Bitcoin in the center with a split chart: blue-chips rise and altcoins fall, suggesting a K-shaped recovery and greater regulatory focus.

Galaxy Research warns that 72 of the top 100 cryptocurrencies by market capitalization are still trading more than 50% below their all-time highs. The data points to a marked redistribution of capital with value concentrating in a few assets and selling pressure from large holders, affecting retail investors, crypto product managers and compliance areas.
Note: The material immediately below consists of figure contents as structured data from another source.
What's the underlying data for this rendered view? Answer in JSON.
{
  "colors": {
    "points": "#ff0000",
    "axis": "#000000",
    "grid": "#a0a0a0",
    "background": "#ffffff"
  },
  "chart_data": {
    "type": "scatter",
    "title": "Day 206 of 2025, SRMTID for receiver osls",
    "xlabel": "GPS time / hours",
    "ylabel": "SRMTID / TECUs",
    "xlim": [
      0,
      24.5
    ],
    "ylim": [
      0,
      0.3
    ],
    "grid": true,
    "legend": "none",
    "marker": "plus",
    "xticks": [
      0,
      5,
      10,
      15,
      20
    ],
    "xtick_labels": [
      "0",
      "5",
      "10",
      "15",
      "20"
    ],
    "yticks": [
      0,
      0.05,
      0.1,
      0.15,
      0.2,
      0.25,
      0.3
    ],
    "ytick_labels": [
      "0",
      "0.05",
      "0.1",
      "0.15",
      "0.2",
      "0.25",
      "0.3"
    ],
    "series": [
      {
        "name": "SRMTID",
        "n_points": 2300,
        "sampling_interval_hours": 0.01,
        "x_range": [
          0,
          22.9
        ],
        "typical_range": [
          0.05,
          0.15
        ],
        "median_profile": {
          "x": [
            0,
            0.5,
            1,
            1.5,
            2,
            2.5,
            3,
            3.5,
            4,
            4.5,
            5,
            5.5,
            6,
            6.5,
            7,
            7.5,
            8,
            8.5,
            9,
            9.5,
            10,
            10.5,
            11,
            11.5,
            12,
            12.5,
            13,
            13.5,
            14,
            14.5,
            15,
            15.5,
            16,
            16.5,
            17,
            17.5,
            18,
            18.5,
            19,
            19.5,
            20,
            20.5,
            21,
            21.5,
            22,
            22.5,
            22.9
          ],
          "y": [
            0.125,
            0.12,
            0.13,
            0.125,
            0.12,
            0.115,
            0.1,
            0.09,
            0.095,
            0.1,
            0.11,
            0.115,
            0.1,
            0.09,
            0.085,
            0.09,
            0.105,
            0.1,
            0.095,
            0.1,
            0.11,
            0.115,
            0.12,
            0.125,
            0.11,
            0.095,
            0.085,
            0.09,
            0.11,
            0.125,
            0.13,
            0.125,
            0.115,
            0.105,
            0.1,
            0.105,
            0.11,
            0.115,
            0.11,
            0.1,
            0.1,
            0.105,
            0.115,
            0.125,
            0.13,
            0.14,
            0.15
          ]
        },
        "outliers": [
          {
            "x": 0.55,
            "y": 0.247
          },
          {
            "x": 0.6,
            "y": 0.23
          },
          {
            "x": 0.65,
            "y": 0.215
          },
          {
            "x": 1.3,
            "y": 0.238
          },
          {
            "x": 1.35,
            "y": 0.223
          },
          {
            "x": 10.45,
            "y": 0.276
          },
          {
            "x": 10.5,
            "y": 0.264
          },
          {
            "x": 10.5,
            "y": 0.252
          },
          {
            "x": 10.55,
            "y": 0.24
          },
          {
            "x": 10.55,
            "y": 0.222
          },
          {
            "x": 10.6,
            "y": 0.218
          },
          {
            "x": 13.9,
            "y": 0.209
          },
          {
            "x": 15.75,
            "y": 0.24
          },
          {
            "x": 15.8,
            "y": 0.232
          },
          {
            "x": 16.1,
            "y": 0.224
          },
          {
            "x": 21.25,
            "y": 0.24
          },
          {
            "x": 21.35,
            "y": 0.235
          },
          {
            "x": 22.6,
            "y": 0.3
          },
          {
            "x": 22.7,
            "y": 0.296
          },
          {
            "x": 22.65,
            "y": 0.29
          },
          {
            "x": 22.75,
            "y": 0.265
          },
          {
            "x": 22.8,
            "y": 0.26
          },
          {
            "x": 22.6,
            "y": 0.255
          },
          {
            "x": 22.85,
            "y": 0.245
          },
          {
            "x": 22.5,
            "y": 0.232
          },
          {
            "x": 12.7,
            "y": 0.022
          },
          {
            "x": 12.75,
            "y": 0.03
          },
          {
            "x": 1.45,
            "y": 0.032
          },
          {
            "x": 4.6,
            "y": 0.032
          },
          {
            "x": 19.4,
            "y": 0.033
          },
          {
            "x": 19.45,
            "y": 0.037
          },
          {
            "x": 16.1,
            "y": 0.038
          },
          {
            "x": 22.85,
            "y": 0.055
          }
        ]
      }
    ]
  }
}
The analysis frames the market as undergoing a selective, uneven recovery.

The report by Galaxy Research describes a market dynamic that separates cryptocurrencies into two divergent trajectories: a broad majority of altcoins remains substantially depreciated, while dominant assets —Bitcoin, Ethereum, BNB and XRP— show greater resilience and relative recovery, shaping what the analysis calls a “K-shaped recovery”. A K-shaped recovery is a pattern where different segments of a market evolve in opposite directions, with some recovering and others lagging behind.

According to Alex Thorn, head of research at Galaxy Digital, the firm has reduced its year-end Bitcoin price target to $120.000 from $185.000. The revision responds to multiple headwinds noted in the analysis: significant sales by large holders (“whale selling”), competition of flows toward assets linked to artificial intelligence and the continued appeal of traditional safe havens like gold. In addition, the poor performance of companies with treasuries in Bitcoin has contributed to a feedback effect that pressures sentiment.

The paper emphasizes that the concentration of value in a few assets changes the risk matrix for tokenized products, index funds and custody services, and forces product and compliance teams to review exposure limits and KYC/AML protocols in light of greater asset-specific volatility in less liquid tokens.

What explains this historic crypto crash?

The situation could drive a durable reallocation of capital toward crypto “blue-chips” and products tied to consolidated infrastructures, while increasing regulatory scrutiny over institutional accumulation and selling practices.

For managers and compliance, this implies reviewing custody policies, AUM limits per token and stress scenarios in the face of concentrated sell-offs.

The main reading is of a market in selective rearrangement: projects with consolidated network effects lead the recovery, while a wide set of tokens faces a prolonged discount path. The next operational milestone will be the evolution of selling flows from large holders and the firm’s next update of its annual Bitcoin price target, which will mark the benchmarking for risk management and product decisions.